Normally, in vivo, O2 exchange operates between 95% saturation (arterial blood) with a mean arterial O2 tension of 95 mmHg and 70% saturation (venous blood) with a mean venous O2 tension of 40 mmHg (Fig. 2.10).
The normal position of the curve depends on the concentration of 2,3‐DPG, H+ ions and CO2 in the red cell and on the structure of the haemoglobin molecule. High concentrations of 2,3‐DPG, H+ or CO2, and the presence of sickle haemoglobin (Hb S), shift the curve to the right (oxygen is given up more easily) whereas fetal haemoglobin (Hb F) – which is unable to bind 2,3‐DPG – and certain rare abnormal haemoglobins associated with polycythaemia shift the curve to the left because they give up O2 less readily than normal.

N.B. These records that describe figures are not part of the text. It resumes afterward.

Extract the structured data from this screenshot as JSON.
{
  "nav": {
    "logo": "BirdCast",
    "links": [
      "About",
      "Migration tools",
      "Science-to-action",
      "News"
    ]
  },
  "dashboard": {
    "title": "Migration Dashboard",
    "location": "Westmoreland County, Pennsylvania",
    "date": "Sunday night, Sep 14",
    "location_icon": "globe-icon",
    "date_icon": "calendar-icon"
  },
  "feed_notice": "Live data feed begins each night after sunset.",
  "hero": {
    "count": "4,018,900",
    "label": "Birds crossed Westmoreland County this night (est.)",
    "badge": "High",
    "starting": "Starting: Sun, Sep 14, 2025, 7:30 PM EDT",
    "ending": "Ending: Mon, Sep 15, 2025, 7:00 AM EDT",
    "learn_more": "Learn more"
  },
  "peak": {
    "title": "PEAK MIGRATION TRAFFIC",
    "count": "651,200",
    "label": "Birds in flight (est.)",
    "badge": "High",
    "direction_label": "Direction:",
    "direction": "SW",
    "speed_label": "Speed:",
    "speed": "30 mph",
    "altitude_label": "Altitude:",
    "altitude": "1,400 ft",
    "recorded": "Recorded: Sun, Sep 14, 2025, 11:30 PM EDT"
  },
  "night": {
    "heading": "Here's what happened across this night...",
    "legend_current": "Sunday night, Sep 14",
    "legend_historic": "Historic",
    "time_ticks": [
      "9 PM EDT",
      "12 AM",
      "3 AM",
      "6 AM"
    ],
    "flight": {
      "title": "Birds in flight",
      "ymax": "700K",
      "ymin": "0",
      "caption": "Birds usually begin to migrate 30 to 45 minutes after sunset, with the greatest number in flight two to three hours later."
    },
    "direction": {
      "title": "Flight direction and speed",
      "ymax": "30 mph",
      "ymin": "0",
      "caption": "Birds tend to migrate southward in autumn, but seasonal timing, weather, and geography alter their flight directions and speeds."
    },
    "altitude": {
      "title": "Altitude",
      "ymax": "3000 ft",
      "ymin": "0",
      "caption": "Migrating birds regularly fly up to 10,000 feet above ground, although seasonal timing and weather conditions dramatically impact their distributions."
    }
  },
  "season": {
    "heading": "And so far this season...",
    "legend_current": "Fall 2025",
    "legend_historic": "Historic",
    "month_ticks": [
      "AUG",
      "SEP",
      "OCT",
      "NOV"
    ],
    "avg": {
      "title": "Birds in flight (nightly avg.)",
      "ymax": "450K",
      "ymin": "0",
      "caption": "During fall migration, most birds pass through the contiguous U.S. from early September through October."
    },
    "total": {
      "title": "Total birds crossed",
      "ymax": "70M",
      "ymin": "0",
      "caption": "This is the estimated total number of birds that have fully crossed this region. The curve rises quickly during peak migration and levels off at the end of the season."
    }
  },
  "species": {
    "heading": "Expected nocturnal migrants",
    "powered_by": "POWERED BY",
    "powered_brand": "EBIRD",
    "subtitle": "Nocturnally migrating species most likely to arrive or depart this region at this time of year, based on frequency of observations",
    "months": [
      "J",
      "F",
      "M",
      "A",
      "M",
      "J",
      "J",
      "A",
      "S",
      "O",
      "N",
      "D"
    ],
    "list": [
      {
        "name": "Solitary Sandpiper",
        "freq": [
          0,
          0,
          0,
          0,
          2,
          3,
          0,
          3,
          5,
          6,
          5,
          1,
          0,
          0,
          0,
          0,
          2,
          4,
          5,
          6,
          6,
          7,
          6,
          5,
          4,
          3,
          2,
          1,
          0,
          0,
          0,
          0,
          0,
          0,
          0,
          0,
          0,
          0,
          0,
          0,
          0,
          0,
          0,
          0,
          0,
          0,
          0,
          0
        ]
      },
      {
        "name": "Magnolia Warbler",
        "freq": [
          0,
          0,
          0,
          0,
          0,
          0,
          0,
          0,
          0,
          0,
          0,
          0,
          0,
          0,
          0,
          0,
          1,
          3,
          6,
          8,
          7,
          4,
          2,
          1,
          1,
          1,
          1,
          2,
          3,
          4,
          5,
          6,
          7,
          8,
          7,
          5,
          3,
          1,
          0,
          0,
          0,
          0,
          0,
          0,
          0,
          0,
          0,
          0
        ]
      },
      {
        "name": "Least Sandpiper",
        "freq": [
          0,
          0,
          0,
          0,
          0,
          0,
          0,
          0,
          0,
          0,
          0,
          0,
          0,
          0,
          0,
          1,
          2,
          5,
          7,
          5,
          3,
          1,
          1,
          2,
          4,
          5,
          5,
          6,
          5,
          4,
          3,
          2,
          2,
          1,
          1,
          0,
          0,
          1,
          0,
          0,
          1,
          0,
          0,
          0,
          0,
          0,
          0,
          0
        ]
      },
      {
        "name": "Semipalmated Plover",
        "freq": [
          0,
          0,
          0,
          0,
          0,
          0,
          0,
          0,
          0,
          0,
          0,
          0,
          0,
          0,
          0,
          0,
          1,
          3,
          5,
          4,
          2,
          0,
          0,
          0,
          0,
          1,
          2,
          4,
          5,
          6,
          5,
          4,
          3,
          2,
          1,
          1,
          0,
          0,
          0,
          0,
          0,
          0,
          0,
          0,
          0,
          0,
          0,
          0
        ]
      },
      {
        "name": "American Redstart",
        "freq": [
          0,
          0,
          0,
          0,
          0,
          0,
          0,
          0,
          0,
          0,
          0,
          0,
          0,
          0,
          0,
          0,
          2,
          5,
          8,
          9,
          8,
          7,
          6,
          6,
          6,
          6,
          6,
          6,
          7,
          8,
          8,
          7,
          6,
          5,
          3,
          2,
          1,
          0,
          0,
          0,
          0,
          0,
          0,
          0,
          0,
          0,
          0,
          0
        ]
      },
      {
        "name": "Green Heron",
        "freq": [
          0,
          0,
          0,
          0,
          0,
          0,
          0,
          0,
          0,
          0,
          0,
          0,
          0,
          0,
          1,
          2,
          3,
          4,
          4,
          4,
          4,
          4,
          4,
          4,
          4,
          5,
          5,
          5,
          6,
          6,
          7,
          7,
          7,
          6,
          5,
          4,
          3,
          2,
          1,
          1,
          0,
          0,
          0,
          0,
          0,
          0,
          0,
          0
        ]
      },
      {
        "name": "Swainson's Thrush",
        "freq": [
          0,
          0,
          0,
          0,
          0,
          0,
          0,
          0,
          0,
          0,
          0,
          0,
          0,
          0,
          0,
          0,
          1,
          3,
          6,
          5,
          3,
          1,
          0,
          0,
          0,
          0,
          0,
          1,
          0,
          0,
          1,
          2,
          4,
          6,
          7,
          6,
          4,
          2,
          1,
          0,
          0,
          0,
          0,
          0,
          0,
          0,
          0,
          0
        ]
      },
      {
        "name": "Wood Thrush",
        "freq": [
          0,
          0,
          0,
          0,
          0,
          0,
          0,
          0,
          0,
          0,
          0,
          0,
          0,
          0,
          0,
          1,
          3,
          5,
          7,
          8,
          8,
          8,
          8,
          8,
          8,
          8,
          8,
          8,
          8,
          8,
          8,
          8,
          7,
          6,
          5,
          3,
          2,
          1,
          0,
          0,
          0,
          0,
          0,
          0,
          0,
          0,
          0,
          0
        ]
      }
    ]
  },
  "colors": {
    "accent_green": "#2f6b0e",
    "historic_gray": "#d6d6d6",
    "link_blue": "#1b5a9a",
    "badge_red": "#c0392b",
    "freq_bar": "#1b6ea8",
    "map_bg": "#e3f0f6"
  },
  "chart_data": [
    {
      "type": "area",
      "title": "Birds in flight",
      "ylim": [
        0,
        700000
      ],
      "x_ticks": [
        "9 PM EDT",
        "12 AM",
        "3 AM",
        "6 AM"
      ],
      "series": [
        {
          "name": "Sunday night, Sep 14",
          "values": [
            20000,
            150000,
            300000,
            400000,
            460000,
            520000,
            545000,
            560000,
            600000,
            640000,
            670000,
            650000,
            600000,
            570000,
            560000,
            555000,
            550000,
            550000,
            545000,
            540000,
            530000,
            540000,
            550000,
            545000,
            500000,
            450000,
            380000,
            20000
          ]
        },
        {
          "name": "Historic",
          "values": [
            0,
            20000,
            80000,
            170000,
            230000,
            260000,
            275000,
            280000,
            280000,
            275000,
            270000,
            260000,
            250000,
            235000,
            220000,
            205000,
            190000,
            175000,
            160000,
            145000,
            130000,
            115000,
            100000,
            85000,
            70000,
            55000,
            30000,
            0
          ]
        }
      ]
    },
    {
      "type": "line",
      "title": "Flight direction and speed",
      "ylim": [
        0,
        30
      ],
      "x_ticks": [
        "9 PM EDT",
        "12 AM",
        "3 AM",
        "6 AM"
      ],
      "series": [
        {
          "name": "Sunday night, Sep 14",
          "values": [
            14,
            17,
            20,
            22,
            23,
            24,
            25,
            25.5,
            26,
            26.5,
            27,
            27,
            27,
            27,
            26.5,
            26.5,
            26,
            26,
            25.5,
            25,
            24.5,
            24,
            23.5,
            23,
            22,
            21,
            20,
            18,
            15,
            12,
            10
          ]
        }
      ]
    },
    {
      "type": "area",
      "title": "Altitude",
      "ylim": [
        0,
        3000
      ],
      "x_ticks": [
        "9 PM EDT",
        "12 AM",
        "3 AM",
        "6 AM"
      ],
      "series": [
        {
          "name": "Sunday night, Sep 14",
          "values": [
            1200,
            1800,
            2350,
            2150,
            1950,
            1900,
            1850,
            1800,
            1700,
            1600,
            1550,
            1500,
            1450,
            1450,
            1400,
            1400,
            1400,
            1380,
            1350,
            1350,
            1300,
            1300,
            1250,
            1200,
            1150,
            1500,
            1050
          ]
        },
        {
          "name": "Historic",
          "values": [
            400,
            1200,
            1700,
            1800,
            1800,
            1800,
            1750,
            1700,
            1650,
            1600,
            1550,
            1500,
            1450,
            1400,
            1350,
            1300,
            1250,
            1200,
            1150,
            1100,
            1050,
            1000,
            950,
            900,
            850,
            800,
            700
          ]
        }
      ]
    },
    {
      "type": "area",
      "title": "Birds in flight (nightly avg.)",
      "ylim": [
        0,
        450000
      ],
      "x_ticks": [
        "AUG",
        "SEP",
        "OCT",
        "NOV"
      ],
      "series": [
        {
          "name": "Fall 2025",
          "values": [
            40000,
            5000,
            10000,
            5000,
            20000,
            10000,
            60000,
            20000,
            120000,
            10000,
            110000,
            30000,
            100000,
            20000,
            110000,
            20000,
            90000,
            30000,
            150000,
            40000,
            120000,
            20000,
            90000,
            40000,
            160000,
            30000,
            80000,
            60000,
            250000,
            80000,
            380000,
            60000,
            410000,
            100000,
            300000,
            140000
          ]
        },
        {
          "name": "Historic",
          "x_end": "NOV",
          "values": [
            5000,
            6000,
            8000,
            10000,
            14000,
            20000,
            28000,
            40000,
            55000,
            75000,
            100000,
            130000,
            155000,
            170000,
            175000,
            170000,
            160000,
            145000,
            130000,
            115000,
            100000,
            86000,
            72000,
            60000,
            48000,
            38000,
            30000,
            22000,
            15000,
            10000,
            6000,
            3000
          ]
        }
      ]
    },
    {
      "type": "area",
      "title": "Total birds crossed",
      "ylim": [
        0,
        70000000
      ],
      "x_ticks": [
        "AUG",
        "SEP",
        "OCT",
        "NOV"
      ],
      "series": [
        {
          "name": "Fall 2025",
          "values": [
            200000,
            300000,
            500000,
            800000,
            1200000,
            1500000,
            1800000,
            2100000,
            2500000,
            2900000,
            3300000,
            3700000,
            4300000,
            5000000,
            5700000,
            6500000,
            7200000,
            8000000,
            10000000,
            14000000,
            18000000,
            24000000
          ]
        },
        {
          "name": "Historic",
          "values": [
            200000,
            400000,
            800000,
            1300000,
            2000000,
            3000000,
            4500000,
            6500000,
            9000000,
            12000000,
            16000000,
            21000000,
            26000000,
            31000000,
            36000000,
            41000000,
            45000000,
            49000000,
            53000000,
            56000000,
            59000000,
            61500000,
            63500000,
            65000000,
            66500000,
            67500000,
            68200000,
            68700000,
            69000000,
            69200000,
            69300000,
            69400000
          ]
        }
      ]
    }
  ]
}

The oxygenated and deoxygenated haemoglobin molecule. α, β, globin chains of normal adult haemoglobin (Hb A). 2,3‐DPG, 2,3‐diphosphoglycerate.

Methaemoglobinaemia
This is a clinical state in which circulating haemoglobin is present with iron in the oxidized (Fe3+) instead of the usual Fe2+ state. It may arise because of a hereditary deficiency of methaemoglobin reductase deficiency or inheritance of a structurally abnormal haemoglobin (Hb M). Hb Ms contain an amino acid substitution affecting the haem pocket of the globin chain. Toxic methaemoglobinaemia (and/or sulphaemoglobinaemia) occurs when a drug or other toxic substance oxidizes haemoglobin. In all these states, the patient is likely to show cyanosis.